А старик отвечал Тане:
— Как труба! Газ не вода. Угляди-ка! Нешто его видно?
— Неужели за день не успеют? — спрашивала Таня. — Сколько же можно испытывать?
— А взорвется, тогда что? Это дело серьезное очень, газопровод… Только нюхом и уследишь или приборами какими… Это тебе не вода.
А потом пришел местный поезд, и все люди, которые сидели в зале, ушли навсегда из ее жизни, забравшись в старенькие, высокие вагоны с округлыми крышами и узкими окнами. И грузчики ушли, а спустя время донеслись с улицы колкие, звонкие удары падающих бревен.
К концу дня, когда она уже перестала надеяться на мужа, на встречу с ним и, измученная, думала о том, как ей добраться с чемоданами до дома той женщины, которая позвала ее, к площади со стороны города подкатил рычащий мокрый ГАЗ-69, крытый почерневшим брезентом.
Она торопливо пошла к дверям, готовя себя к тому, что это опять не он и что больше уже она не будет ждать, а потащится со своими чемоданами в чужой дом, но вдруг увидела, когда вышла на площадь, машину со слюдянистыми оконцами в брезенте и увидела, как на ходу отворилась дверца и чей-то грязный сапог, словно притормаживая, коснулся земли, и тут же она поняла, что это Сашка, грязный, усталый и смеющийся: он вырос перед ней и побежал к ней, раскинув руки. Он был в шинели, и шинель эта была забрызгана желтой грязью. Таня Галошина прижалась к этой шершавой, новой еще шинели. Сашка целовал ее в виски и в губы, а сам смеялся и взмыкивал от восторга, а она слышала этот вздрагивающий, нервный смех, слышала свое имя: «Татьянка, родная!» — которое он повторял, и поглощенная радостью, ощущением родного человека, его запахом, его порывистой лаской и, понимая, как он тоже соскучился за это время по ней, по ее телу, осознав вдруг свое нетерпение, свою радость, она всхлипнула сквозь смех и мокро взглянула на мужа, у которого фуражка упала на землю и который стоял перед ней с непокрытой головой, с примятыми, пропотевшими волосами, высокий и угловатый в этой новой шинели, ее Сашка — самый близкий и родной человек, о котором она уже не могла бы сказать, хотя прошло не так уж много времени, красив он или нет, потому что это потеряло давно уже всякое значение — он просто был самым близким ей, и самым понятным, и понимающим ее человеком: без него она не могла уже жить.
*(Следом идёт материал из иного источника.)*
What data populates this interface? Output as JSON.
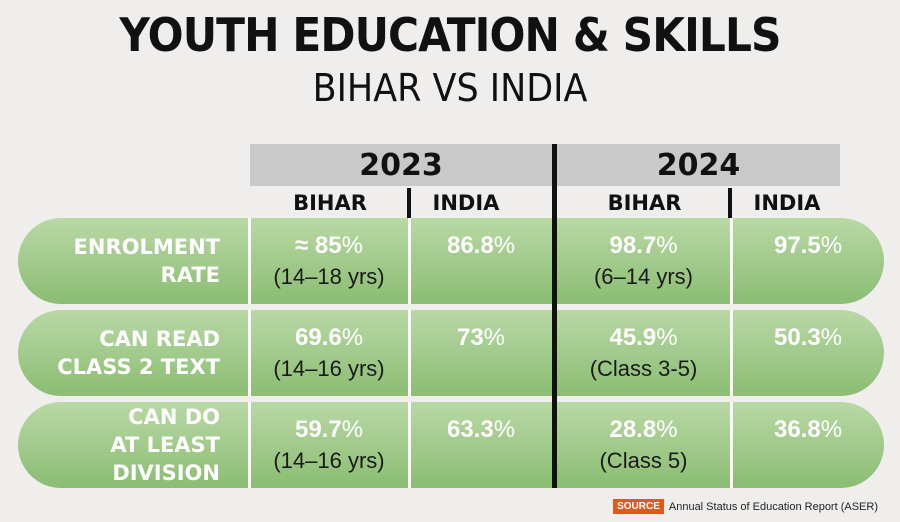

Она опять прижалась судорожно к его кислой шинели, ощущая щекой жесткий погон и колючую звездочку, хотела сказать что-то необходимое и нужное и не могла найти слов.
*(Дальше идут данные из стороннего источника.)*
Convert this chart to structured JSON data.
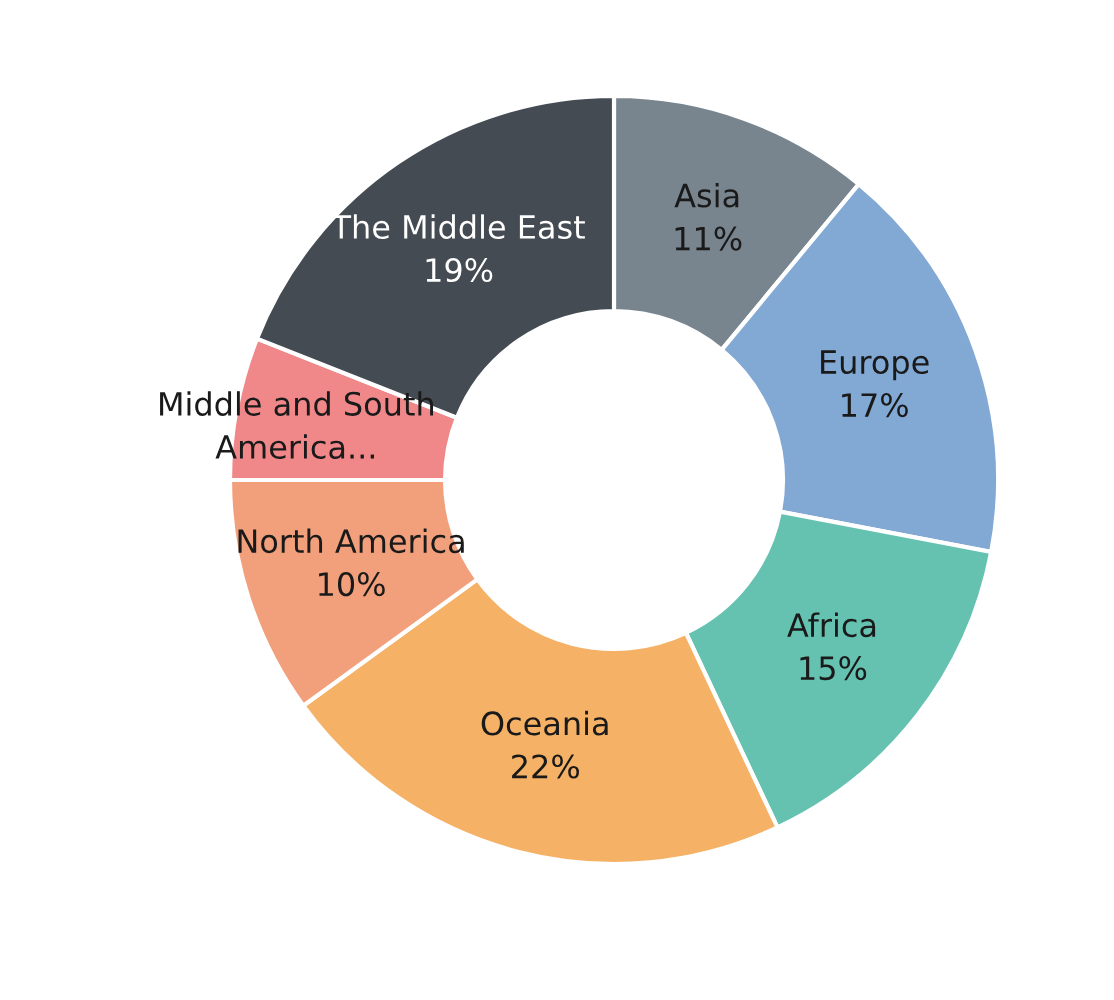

И вдруг они оба, поняв, что не одни среди этой площади, как-то вдруг успокоились, огляделись. Саша поднял свою фуражку, отряхнул ее тщательно и надел, поправляя волосы, которые сбились на виске, и посмотрел назад, на машину, возле которой стоял, пружиня ногами, офицер в плащ-накидке. А Таня Галошина тоже поправила шляпку и тоже оглянулась на машину. И оба они пошли.
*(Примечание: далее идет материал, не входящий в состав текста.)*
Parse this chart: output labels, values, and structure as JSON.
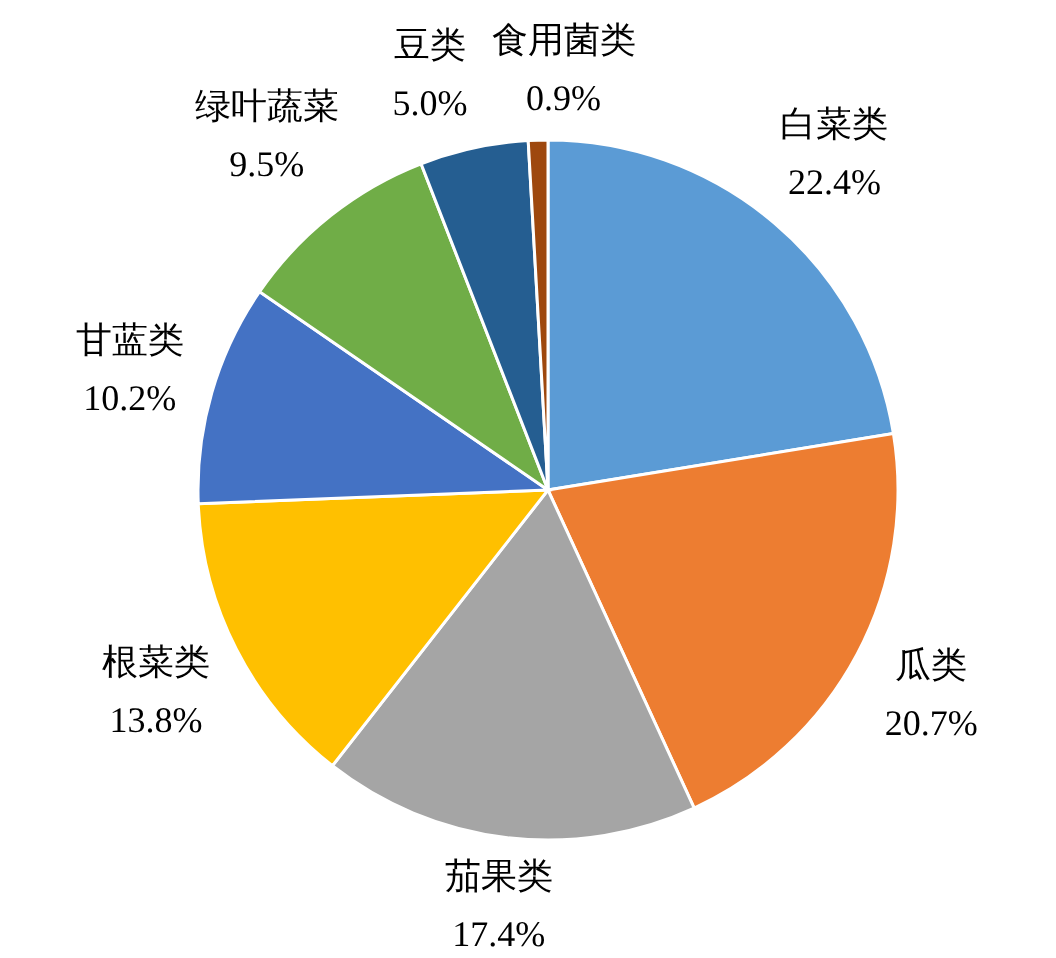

— Какие вы грязные! — говорила Таня. — А машина-то, боже мой! Как же вы сумели, бедные? Я ведь все-все знаю, и не рассказывайте, я все знаю… И совсем перестала надеяться.
— Ну вот, — сказал ей муж, когда они остановились около машины. — Это мой командир, я писал тебе…
Офицер в накидке слегка поклонился и сказал:
— Очень приятно. Мне Николотов много о вас рассказывал.
— Таня, — сказала Таня Галошина, протягивая руку.
— Кудлай, — сказал офицер.
— А имя? — спросила Таня Галошина.
Кудлай вдруг смутился и сказал:
— Игорь. — И добавил с усмешкой: — Вы не удивляйтесь, если вашего мужа арестуют суток на десять.